Dr. Shrestha’s letter1 highlights the value of real-time or dynamic ultrasound needle guidance during central venous catheterization. Our literature and survey findings both strongly support this intervention.2
Our evidence model did not include head position/rotation as an intervention to evaluate for a recommendation. However, if a sufficient evidence base exists (preferably randomized, controlled trials), we agree that the issue may be relevant to future updates of the Practice Guidelines for Central Venous Access. The evidence linkage would need to support the premise that an optimal degree of head rotation will minimize the chance of inadvertent carotid artery puncture.
We agree with several of Dr. Shrestha’s points and have some comments:
Current evidence indicates that the relationship of the internal jugular to the carotid artery is highly variable. This anatomic variability may be one of the strongest arguments supporting our recommendation to use real-time or dynamic ultrasound guidance during line insertion.

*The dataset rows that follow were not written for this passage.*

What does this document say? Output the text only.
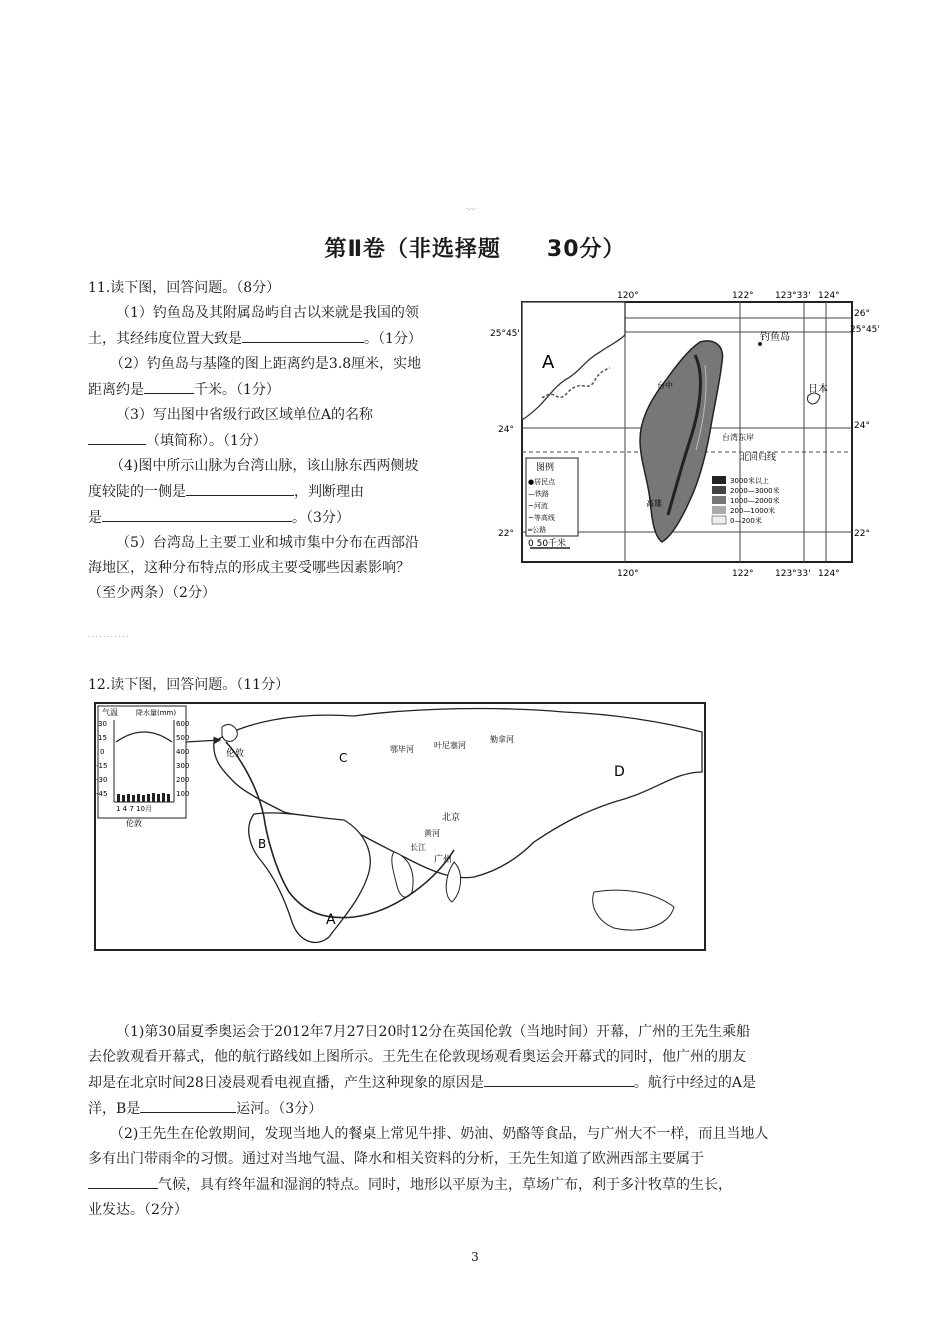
·-·-·
第Ⅱ卷（非选择题　　30分）
11.读下图，回答问题。（8分）
（1）钓鱼岛及其附属岛屿自古以来就是我国的领
土，其经纬度位置大致是	。（1分）
（2）钓鱼岛与基隆的图上距离约是3.8厘米，实地
距离约是	千米。（1分）
（3）写出图中省级行政区域单位A的名称
（填简称）。（1分）
（4)图中所示山脉为台湾山脉，该山脉东西两侧坡
度较陡的一侧是	，判断理由
是	。（3分）
（5）台湾岛上主要工业和城市集中分布在西部沿
海地区，这种分布特点的形成主要受哪些因素影响？
（至少两条）（2分）
120°	122° 123°33' 124°
120°	122° 123°33' 124°
25°45'
24°
22°
26°
25°45'
24°
22°
A
台中
高雄
台湾东岸
钓鱼岛
日本
北回归线
图例
●居民点
—铁路
~河流
~等高线
═公路
3000米以上
2000—3000米
1000—2000米
200—1000米
0—200米
0 50千米
. . . . . . . . . . .
12.读下图，回答问题。（11分）
气温	降水量(mm)
30
15
0
-15
-30
-45
600
500
400
300
200
100
1 4 7 10月
伦敦
伦敦
A
B
C
D
北京
广州
黄河
长江
勒拿河
叶尼塞河
鄂毕河
（1)第30届夏季奥运会于2012年7月27日20时12分在英国伦敦（当地时间）开幕，广州的王先生乘船
去伦敦观看开幕式，他的航行路线如上图所示。王先生在伦敦现场观看奥运会开幕式的同时，他广州的朋友
却是在北京时间28日凌晨观看电视直播，产生这种现象的原因是	。航行中经过的A是
洋，B是	运河。（3分）
（2)王先生在伦敦期间，发现当地人的餐桌上常见牛排、奶油、奶酪等食品，与广州大不一样，而且当地人
多有出门带雨伞的习惯。通过对当地气温、降水和相关资料的分析，王先生知道了欧洲西部主要属于
气候，具有终年温和湿润的特点。同时，地形以平原为主，草场广布，利于多汁牧草的生长，
业发达。（2分）
3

The literature reports that the overlap between the internal jugular vein and carotid artery increases as one progressively rotates the head to the contralateral side. However, no consensus optimal degree of rotation has yet been identified.
Dr. Shrestha’s letter raises a potential safety implication: Targeting a segment of the internal jugular vein that overlaps the carotid artery may increase the risk of carotid puncture. Although this implication seems self-evident, it deserves empiric testing because targeting other segments of the internal jugular may increase the risk of pneumothorax or other complications.
Importantly, our current Guideline has this recommendation: “Use static ultrasound imaging before prepping and draping for prepuncture identification of anatomy to determine vessel localization and patency when the internal jugular vein is selected for cannulation.” If supported by our rigorous guideline process, Dr. Shrestha’s comments regarding head position may modify this recommendation in future revisions.
On behalf of the American Society of Anesthesiologists (ASA) Task Force on Central Venous Access and the ASA Committee on Standards and Practice Parameters, we thank Dr. Shrestha for the thoughtful letter. Such letters illustrate the importance of practitioner input for developing and periodically updating ASA Practice Parameters. These concerns will assist the Committee on Standards and Practice Parameters in the identification of new topics as well as in the selection of new practice parameters.
Dr. Tung receives salary support from the International Anesthesia Research Society as section editor for the section on critical care. The other authors declare no competing interests.